Essa tensão vive com clareza nestes textos para teatro de Ricardo Cabaça. O Ricardo é um artífice da palavra e sente-se que esta é o ponto de partida para o seu trabalho não só dramatúrgico como também cénico.
Os textos que se encontram neste No bico da Cegonha são “Esqueletos vivem dentro de sonhos”, “Fake news: Naked Fews” e as peças curtas “Ninguém morre ao domingo” e “Anti-Benjamin”.
Há claras afinidades entre “Esqueletos vivem dentro de sonhos”, “Ninguém morre ao domingo” e “Anti-Benjamin”. Nelas notamos aquilo que são as marcas mais recorrentes da dramaturgia do Ricardo: o desdém pelo naturalismo, a busca da expressão justa para cada momento, para cada situação, para cada personagem, que pode ir da obscenidade à poesia, da referência erudita à última trend.

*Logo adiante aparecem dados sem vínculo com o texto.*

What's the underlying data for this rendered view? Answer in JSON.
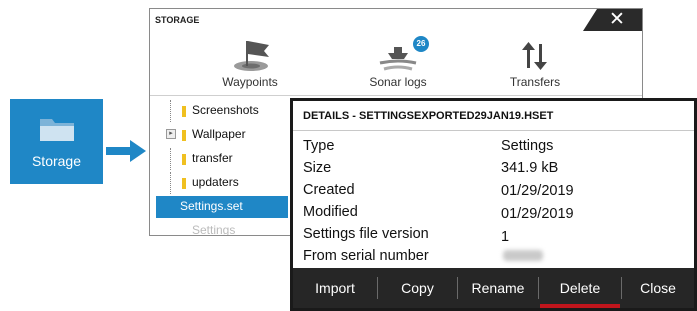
{
  "storage_tile": {
    "label": "Storage"
  },
  "storage_window": {
    "title": "STORAGE",
    "close_label": "✕",
    "categories": [
      {
        "label": "Waypoints"
      },
      {
        "label": "Sonar logs",
        "badge": "26"
      },
      {
        "label": "Transfers"
      }
    ],
    "files": [
      {
        "label": "Screenshots"
      },
      {
        "label": "Wallpaper"
      },
      {
        "label": "transfer"
      },
      {
        "label": "updaters"
      },
      {
        "label": "Settings.set"
      },
      {
        "label": "Settings database"
      }
    ]
  },
  "details": {
    "title": "DETAILS - SETTINGSEXPORTED29JAN19.HSET",
    "rows": [
      {
        "label": "Type",
        "value": "Settings"
      },
      {
        "label": "Size",
        "value": "341.9 kB"
      },
      {
        "label": "Created",
        "value": "01/29/2019"
      },
      {
        "label": "Modified",
        "value": "01/29/2019"
      },
      {
        "label": "Settings file version",
        "value": "1"
      },
      {
        "label": "From serial number",
        "value": ""
      }
    ],
    "buttons": [
      "Import",
      "Copy",
      "Rename",
      "Delete",
      "Close"
    ],
    "active_button": "Delete",
    "accent_color": "#c0151c"
  },
  "colors": {
    "brand_blue": "#1f87c6",
    "dark_bar": "#262626"
  }
}
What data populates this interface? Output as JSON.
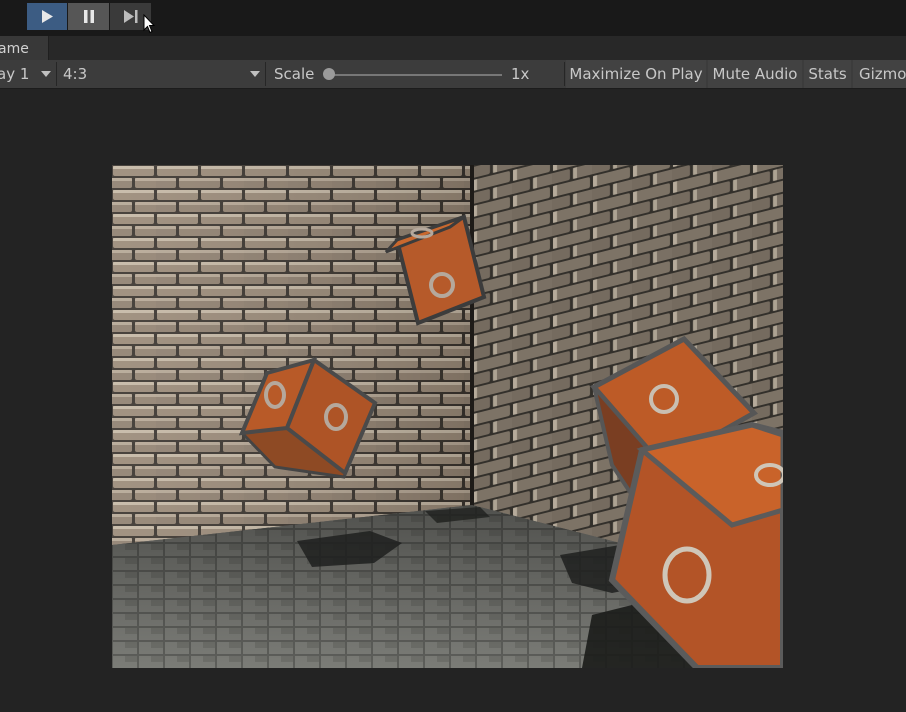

Em “Esqueletos vivem dentro de sonhos”, assistimos a uma série de diálogos, organizados em rizoma, entre várias personagens, que se substituem, equivalem, sucedem. O diálogo é a forma mais rejeitada pelo teatro contemporâneo, mas claramente também aquela que mais fascina o Ricardo, por aquilo que tem de abissal e de risco, pela forma como demonstra que entre duas personagens que falam há sempre um fosso de solidão e incompreensão. Mas se esse é o princípio de todos os diálogos, tal é dinamitado pelo Ricardo, que confere às suas personagens a consciência aguda de serem personagens: não personagens em busca de um autor, como as de Pirandello, mas personagens conscientes da sua condição e que se deliciam na liberdade que isso lhes dá de terem e serem a identidade que quiserem — ou com mais rigor, que o escritor lhes der. Pois ao contrário do que é regra sagrada do drama, em todos estes textos se sente o pulsar irrequieto do autor, a perguntar-se que teatro é este que está a construir diante dos nossos olhos.
Em “Ninguém morre ao domingo”, assistimos a um dos lugares de eleição do conflito dramático: a família, num tempo que é de eleição da família, o Natal. Mas é uma família em que tudo pode ser real, entre as relações, os sonhos, os pechisbeques e as personagens de Hollywood. E, entre elas, tudo se transforma, pois é uma realidade feita da incerteza e não da regularidade: afinal, a morte nunca escolhe os corpos e os dias a que chega.
Por sua vez, “Anti-Benjamin” é um quase palimpsesto de O doido e a morte, de Raúl Brandão, se Brandão escrevesse depois Walter Benjamin, em dias de pouca radicalidade e muito marketing, quando é mais importante a festa da empresa que o sentido da vida, quando as palavras servem para esconder a realidade, e não para a comunicar, para separar e não para unir, e a morte já não existe a não ser como um estorvo, o desejo é infinito desde que seja transacionável, e a identidade é um brand que se vende nas redes sociais a troco de prestígio ou dinheiro.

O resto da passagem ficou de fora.